The volume of ELF in BAL fluid was derived from the following relationships: VELF = VBAL × (UREABAL/UREASER),where VELF is volume of ELF sampled by BAL, VBAL is volume of aspirated BAL fluid; UREABAL is the concentration of urea in BAL fluid, and UREASER is the concentration of urea in serum. The volume of ACs collected in the pellet suspension was determined from the cell count in the BAL fluid. The cells were counted in a hemocytometer which has a lower detection limit of 1.0 × 106/liter. The number of cells from which drug was extracted was calculated by multiplying the number of cells per milliliter in BAL fluid times the volume (in milliliters) of BAL fluid that was centrifuged to produce the pellet. It has been noted, however, that centrifugation causes an average loss of 21% of the cells (33), so that the actual number of cells recovered postcentrifugation may be less than the number counted, and the actual antibiotic concentration may be proportionately more than we report here. The volume of ACs in the pellet suspension was calculated by using a mean macrophage cell volume of 2.42 μl/106 cells (2). The concentration of antibiotic in alveolar cells, ABXAC, was calculated from the following relationship (7, 10): ABXAC = (ABXPELLET/VAC) where ABXPELLET is the antibiotic concentration in the 1-ml cell suspension, and VAC is the volume of ACs in the 1-ml cell suspension.
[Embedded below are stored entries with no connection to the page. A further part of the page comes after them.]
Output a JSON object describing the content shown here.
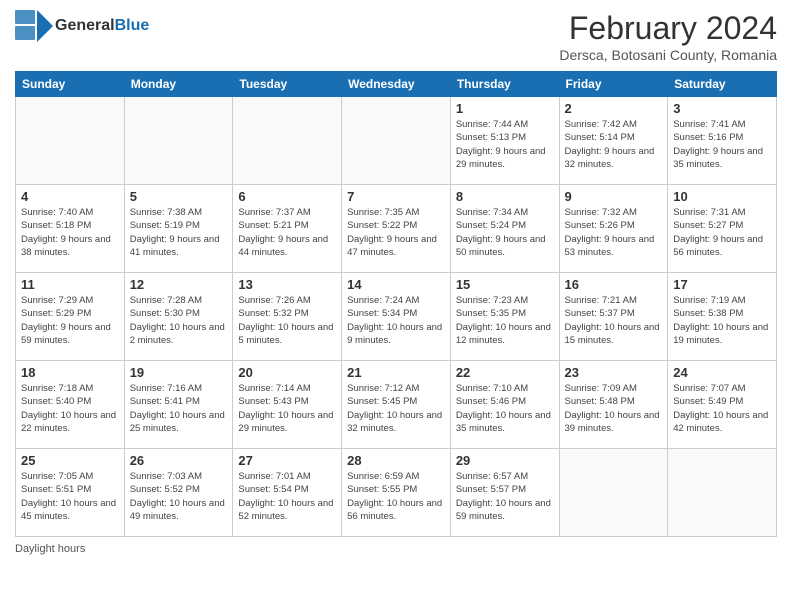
{
  "header": {
    "logo_general": "General",
    "logo_blue": "Blue",
    "month_title": "February 2024",
    "location": "Dersca, Botosani County, Romania"
  },
  "footer": {
    "daylight_label": "Daylight hours"
  },
  "days_of_week": [
    "Sunday",
    "Monday",
    "Tuesday",
    "Wednesday",
    "Thursday",
    "Friday",
    "Saturday"
  ],
  "weeks": [
    [
      {
        "day": "",
        "info": ""
      },
      {
        "day": "",
        "info": ""
      },
      {
        "day": "",
        "info": ""
      },
      {
        "day": "",
        "info": ""
      },
      {
        "day": "1",
        "info": "Sunrise: 7:44 AM\nSunset: 5:13 PM\nDaylight: 9 hours and 29 minutes."
      },
      {
        "day": "2",
        "info": "Sunrise: 7:42 AM\nSunset: 5:14 PM\nDaylight: 9 hours and 32 minutes."
      },
      {
        "day": "3",
        "info": "Sunrise: 7:41 AM\nSunset: 5:16 PM\nDaylight: 9 hours and 35 minutes."
      }
    ],
    [
      {
        "day": "4",
        "info": "Sunrise: 7:40 AM\nSunset: 5:18 PM\nDaylight: 9 hours and 38 minutes."
      },
      {
        "day": "5",
        "info": "Sunrise: 7:38 AM\nSunset: 5:19 PM\nDaylight: 9 hours and 41 minutes."
      },
      {
        "day": "6",
        "info": "Sunrise: 7:37 AM\nSunset: 5:21 PM\nDaylight: 9 hours and 44 minutes."
      },
      {
        "day": "7",
        "info": "Sunrise: 7:35 AM\nSunset: 5:22 PM\nDaylight: 9 hours and 47 minutes."
      },
      {
        "day": "8",
        "info": "Sunrise: 7:34 AM\nSunset: 5:24 PM\nDaylight: 9 hours and 50 minutes."
      },
      {
        "day": "9",
        "info": "Sunrise: 7:32 AM\nSunset: 5:26 PM\nDaylight: 9 hours and 53 minutes."
      },
      {
        "day": "10",
        "info": "Sunrise: 7:31 AM\nSunset: 5:27 PM\nDaylight: 9 hours and 56 minutes."
      }
    ],
    [
      {
        "day": "11",
        "info": "Sunrise: 7:29 AM\nSunset: 5:29 PM\nDaylight: 9 hours and 59 minutes."
      },
      {
        "day": "12",
        "info": "Sunrise: 7:28 AM\nSunset: 5:30 PM\nDaylight: 10 hours and 2 minutes."
      },
      {
        "day": "13",
        "info": "Sunrise: 7:26 AM\nSunset: 5:32 PM\nDaylight: 10 hours and 5 minutes."
      },
      {
        "day": "14",
        "info": "Sunrise: 7:24 AM\nSunset: 5:34 PM\nDaylight: 10 hours and 9 minutes."
      },
      {
        "day": "15",
        "info": "Sunrise: 7:23 AM\nSunset: 5:35 PM\nDaylight: 10 hours and 12 minutes."
      },
      {
        "day": "16",
        "info": "Sunrise: 7:21 AM\nSunset: 5:37 PM\nDaylight: 10 hours and 15 minutes."
      },
      {
        "day": "17",
        "info": "Sunrise: 7:19 AM\nSunset: 5:38 PM\nDaylight: 10 hours and 19 minutes."
      }
    ],
    [
      {
        "day": "18",
        "info": "Sunrise: 7:18 AM\nSunset: 5:40 PM\nDaylight: 10 hours and 22 minutes."
      },
      {
        "day": "19",
        "info": "Sunrise: 7:16 AM\nSunset: 5:41 PM\nDaylight: 10 hours and 25 minutes."
      },
      {
        "day": "20",
        "info": "Sunrise: 7:14 AM\nSunset: 5:43 PM\nDaylight: 10 hours and 29 minutes."
      },
      {
        "day": "21",
        "info": "Sunrise: 7:12 AM\nSunset: 5:45 PM\nDaylight: 10 hours and 32 minutes."
      },
      {
        "day": "22",
        "info": "Sunrise: 7:10 AM\nSunset: 5:46 PM\nDaylight: 10 hours and 35 minutes."
      },
      {
        "day": "23",
        "info": "Sunrise: 7:09 AM\nSunset: 5:48 PM\nDaylight: 10 hours and 39 minutes."
      },
      {
        "day": "24",
        "info": "Sunrise: 7:07 AM\nSunset: 5:49 PM\nDaylight: 10 hours and 42 minutes."
      }
    ],
    [
      {
        "day": "25",
        "info": "Sunrise: 7:05 AM\nSunset: 5:51 PM\nDaylight: 10 hours and 45 minutes."
      },
      {
        "day": "26",
        "info": "Sunrise: 7:03 AM\nSunset: 5:52 PM\nDaylight: 10 hours and 49 minutes."
      },
      {
        "day": "27",
        "info": "Sunrise: 7:01 AM\nSunset: 5:54 PM\nDaylight: 10 hours and 52 minutes."
      },
      {
        "day": "28",
        "info": "Sunrise: 6:59 AM\nSunset: 5:55 PM\nDaylight: 10 hours and 56 minutes."
      },
      {
        "day": "29",
        "info": "Sunrise: 6:57 AM\nSunset: 5:57 PM\nDaylight: 10 hours and 59 minutes."
      },
      {
        "day": "",
        "info": ""
      },
      {
        "day": "",
        "info": ""
      }
    ]
  ]
}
Differential cell counting was performed after the specimen was spun in a cytocentrifuge (33).

Statistical analysis and modeling.

Statistical analysis and database management were performed by using Prophet, version 6.0 (AbTech Corp., Charlottesville, Va.). Modeling was performed by using Prophet, version 4.1 (BBN, Inc., Cambridge, Mass.), on a Sun 10 Sparc Station (Sun Microsystems, Milpitas, Calif.). The linear regression analysis used the method of least-squares estimation. A P value of <0.05 was regarded as statistically significant. Prior to comparison of the data sets, tests for normality (Wilk-Shapiro test) and equality of variances (Levene's test) were performed. Parametric and nonparametric comparisons were performed by the Neuman-Keuls (all pairwise) or Kruskal-Wallis (unblocked data) and Friedman (blocked data) tests, respectively (34). A P value of <0.05 was regarded as statistically significant.

The intracellular and ELF concentration-time data declined linearly on a logarithmic scale and were fit to a one-compartment model. The plasma concentration-time data were fit to a one-compartment model and a two-compartment model. The log likelihood of the fit, the Schwartz criterion (SC) (30), and the Leonard criterion (LC) (24) were calculated to assess the appropriateness of the two models that were used to fit the concentrations in plasma. SC was derived from the equation SC = log L − (K/2) ln N, where log L was the log likelihood of the fit, K was the number of parameters used in the model, and N was the number of observed concentrations. LC was derived from the equation LC = SC + ½ [K ln (2πN) + ln(DCM)], where DCM was the determinant of the covariant matrix. SC, LC, the log likelihood of the fit, and the correlation coefficient squared (R2) favored the two-compartment model for the concentrations in plasma. Therefore, this was the model that was used to derive the pharmacokinetic parameters.

The following parameters were estimated from the model: V1, the volume of distribution of the central compartment; LZ, the elimination rate constant; T1/2-LZ, the elimination half-life; Cmax, the maximum concentration in plasma; and Tmax, the time to Cmax. Fitting was performed by using a weighting function (1/Y2), where 1/Y is the reciprocal of the observed concentration. The area under the concentration-time curve (AUC) from time zero to infinity (AUC0–∞) was estimated by noncompartmental analysis by using the log-trapezoidal rule and was extrapolated to infinity by dividing the last predicted concentration by LZ.

RESULTS

None of the 30 subjects experienced a major adverse reaction. Systemic sedation was not required for any of the subjects. During the postbronchoscopy observation period, eight subjects (27%) experienced self-limited lightheadedness of unclear etiology, possibly a lidocaine effect. Transient shortness of breath, cough, fatigue, and headache were reported by one (3%), two (7%), four (13%), and one (3%) of the subjects, respectively. None of the subjects experienced postbronchoscopy fever. Fifteen of the 30 subjects (50%) experienced an elevation in the level of one of the liver enzymes, but the level returned to normal on retesting. Two of the subjects experienced borderline elevated (43 and 43 U/liter) concentrations of aspartate aminotransferase. One of the two subjects was retested, and the level returned to the normal range (<40 U/liter). Twelve of the subjects developed mildly abnormal total bilirubin concentrations (mean ± SD, 1.6 ± 0.3 mg/dl; range, 1.3 to 2.4 mg/dl). For all of these subjects the concentrations returned to normal on retesting.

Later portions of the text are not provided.